On l'a vu par sa lettre, Gilbert n'était pas parti seul. Mars, le mari de Zermah, l'avait accompagné. Le jeune homme n'eût pas trouvé un compagnon plus dévoué à sa personne que cet esclave de Camdless-Bay, devenu libre en mettant le pied sur les territoires anti-esclavagistes. Mais, pour Mars, Gilbert était toujours son jeune maître, et il n'avait pas voulu le quitter, bien que le gouvernement fédéral eût déjà formé des bataillons noirs où il eût trouvé sa place.
Mars et Zermah n'étaient point de race nègre par leur naissance. C'étaient deux métis. Zermah avait pour frère cet héroïque esclave, Robert Small, qui, quatre mois plus tard, allait enlever aux confédérés, dans la baie même de Charlestown, un petit vapeur armé de deux canons dont il fit hommage à la flotte fédérale. Zermah avait donc de qui tenir, Mars aussi. C'était un heureux ménage, que, pendant les premières années, l'odieux trafic de l'esclavage avait menacé plus d'une fois de briser. C'est même au moment où Mars et Zermah allaient être séparés l'un de l'autre par les hasards d'une vente, qu'ils étaient entrés à Camdless-Bay dans le personnel de la plantation.
Voici en quelles circonstances:
Zermah avait actuellement trente et un ans, Mars trente-cinq. Sept ans auparavant, ils s'étaient mariés alors qu'ils appartenaient à un certain colon nommé Tickborn, dont l'établissement se trouvait à une vingtaine de milles en amont de Camdless-Bay. Depuis quelques années, ce colon avait eu des rapports fréquents avec Texar. Celui-ci rendait souvent visite à la plantation où il trouvait bon accueil. Rien d'étonnant à cela, puisque Tickborn, en somme, ne jouissait d'aucune estime dans le comté. Son intelligence étant fort médiocre, ses affaires n'ayant point prospéré, il fut obligé de mettre en vente un lot de ses esclaves.
Précisément, à cette époque, Zermah, très maltraitée comme tout le personnel de la plantation Tickborn, venait de mettre au monde un pauvre petit être, dont elle fut presque aussitôt séparée. Pendant qu'elle expiait en prison une faute dont elle n'était même pas coupable, son enfant mourut entre ses bras. On juge ce que fut la douleur de Zermah, ce que fut la colère de Mars. Mais que pouvaient ces malheureux contre un maître auquel leur chair appartenait, morte ou vivante, puisqu'il l'avait achetée?
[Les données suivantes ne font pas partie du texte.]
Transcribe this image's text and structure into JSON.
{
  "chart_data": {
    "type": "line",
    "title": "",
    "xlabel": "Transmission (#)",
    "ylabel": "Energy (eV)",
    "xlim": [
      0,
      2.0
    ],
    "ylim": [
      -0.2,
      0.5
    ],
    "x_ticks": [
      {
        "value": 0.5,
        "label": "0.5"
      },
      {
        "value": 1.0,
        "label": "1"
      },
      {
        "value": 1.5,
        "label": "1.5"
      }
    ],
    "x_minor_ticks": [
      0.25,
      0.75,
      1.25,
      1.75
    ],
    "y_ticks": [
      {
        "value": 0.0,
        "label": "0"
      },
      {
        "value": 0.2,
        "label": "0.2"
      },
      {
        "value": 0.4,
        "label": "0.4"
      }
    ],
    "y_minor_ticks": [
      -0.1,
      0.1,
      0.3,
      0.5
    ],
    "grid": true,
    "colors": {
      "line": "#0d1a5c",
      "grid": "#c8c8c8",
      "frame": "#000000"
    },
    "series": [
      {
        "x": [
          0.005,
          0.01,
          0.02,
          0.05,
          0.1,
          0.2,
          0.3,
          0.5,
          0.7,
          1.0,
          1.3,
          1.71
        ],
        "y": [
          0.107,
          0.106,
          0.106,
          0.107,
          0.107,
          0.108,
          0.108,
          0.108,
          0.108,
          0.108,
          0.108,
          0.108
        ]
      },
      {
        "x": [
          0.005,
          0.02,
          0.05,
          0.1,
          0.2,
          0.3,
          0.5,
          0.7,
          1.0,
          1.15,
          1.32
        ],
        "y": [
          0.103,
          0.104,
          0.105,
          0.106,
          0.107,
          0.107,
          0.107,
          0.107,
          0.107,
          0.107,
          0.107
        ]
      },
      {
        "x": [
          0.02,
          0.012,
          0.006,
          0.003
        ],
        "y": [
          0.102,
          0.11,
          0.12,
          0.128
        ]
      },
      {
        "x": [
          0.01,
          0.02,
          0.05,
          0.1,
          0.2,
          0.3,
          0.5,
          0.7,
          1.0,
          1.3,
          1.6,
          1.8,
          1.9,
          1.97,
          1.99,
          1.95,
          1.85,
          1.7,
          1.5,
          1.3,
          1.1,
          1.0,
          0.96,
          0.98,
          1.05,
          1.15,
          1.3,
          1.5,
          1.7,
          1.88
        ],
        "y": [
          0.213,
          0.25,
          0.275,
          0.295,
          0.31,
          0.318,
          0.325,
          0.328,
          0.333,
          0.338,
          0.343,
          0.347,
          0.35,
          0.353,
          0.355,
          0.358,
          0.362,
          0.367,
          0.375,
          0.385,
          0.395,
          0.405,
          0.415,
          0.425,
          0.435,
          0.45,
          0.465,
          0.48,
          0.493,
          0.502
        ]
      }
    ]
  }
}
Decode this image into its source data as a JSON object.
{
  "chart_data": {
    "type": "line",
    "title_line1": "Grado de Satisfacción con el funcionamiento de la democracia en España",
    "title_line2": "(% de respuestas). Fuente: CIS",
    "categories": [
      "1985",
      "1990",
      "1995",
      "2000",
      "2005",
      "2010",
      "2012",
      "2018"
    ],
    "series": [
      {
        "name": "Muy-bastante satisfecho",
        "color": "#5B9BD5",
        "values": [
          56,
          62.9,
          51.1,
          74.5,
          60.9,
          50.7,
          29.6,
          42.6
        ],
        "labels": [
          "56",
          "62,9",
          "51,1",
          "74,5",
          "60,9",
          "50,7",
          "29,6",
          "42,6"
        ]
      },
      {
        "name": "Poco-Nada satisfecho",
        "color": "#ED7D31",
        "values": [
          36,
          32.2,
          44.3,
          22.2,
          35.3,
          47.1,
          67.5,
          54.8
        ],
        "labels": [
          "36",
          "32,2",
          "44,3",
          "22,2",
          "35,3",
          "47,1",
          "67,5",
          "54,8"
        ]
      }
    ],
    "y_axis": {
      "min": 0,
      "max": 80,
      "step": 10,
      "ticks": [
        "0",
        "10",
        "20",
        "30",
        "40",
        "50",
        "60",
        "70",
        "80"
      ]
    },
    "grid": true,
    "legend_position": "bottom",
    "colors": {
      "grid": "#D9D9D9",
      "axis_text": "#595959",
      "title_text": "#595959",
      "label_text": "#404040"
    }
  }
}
Or, à ce chagrin allait s'en joindre un autre non moins terrible. En effet, le lendemain du jour où leur enfant était mort, Mars et Zermah, ayant été mis à l'encan, étaient menacés d'être séparés l'un de l'autre. Oui! cette consolation de se retrouver ensemble sous un nouveau maître, ils ne devaient même pas l'avoir. Un homme s'était présenté, qui offrait d'acheter Zermah, mais Zermah seule, bien qu'il ne possédât pas de plantation. Un caprice, sans doute! Et cet homme, c'était Texar. Son ami Tickborn allait donc passer contrat avec lui, quand, au dernier moment, il se produisit une surenchère de la part d'un nouvel acheteur.
C'était James Burbank qui assistait à cette vente publique des esclaves de Tickborn et s'était senti très touché du sort de la malheureuse métisse, suppliant en vain qu'on ne la séparât pas de son mari. Précisément, James Burbank avait besoin d'une nourrice pour sa petite fille. Ayant appris qu'une des esclaves de Tickborn, dont l'enfant venait de mourir, se trouvait dans les conditions voulues, il ne songeait qu'à acheter la nourrice; mais, ému des pleurs de Zermah, il n'hésita pas à proposer de son mari et d'elle un prix supérieur à tous ceux qu'on avait offerts jusqu'alors.
Texar connaissait James Burbank, qui l'avait plusieurs fois déjà chassé de son domaine, comme un homme d'une réputation suspecte. C'est même de là que datait la haine que Texar avait vouée à toute la famille de Camdless-Bay.
Texar voulut donc lutter contre son riche concurrent: ce fut en vain. Il s'entêta. Il fit monter au double le prix que Tickborn demandait de la métisse et de son mari. Cela ne servit qu'à les faire payer très cher à James Burbank. Finalement, le couple lui fut adjugé.
Ainsi, non seulement Mars et Zermah ne seraient pas séparés l'un de l'autre, mais ils allaient entrer au service du plus généreux des colons de toute la Floride. Quel adoucissement ce fut à leur malheur, et avec quelle assurance ils pouvaient maintenant envisager l'avenir!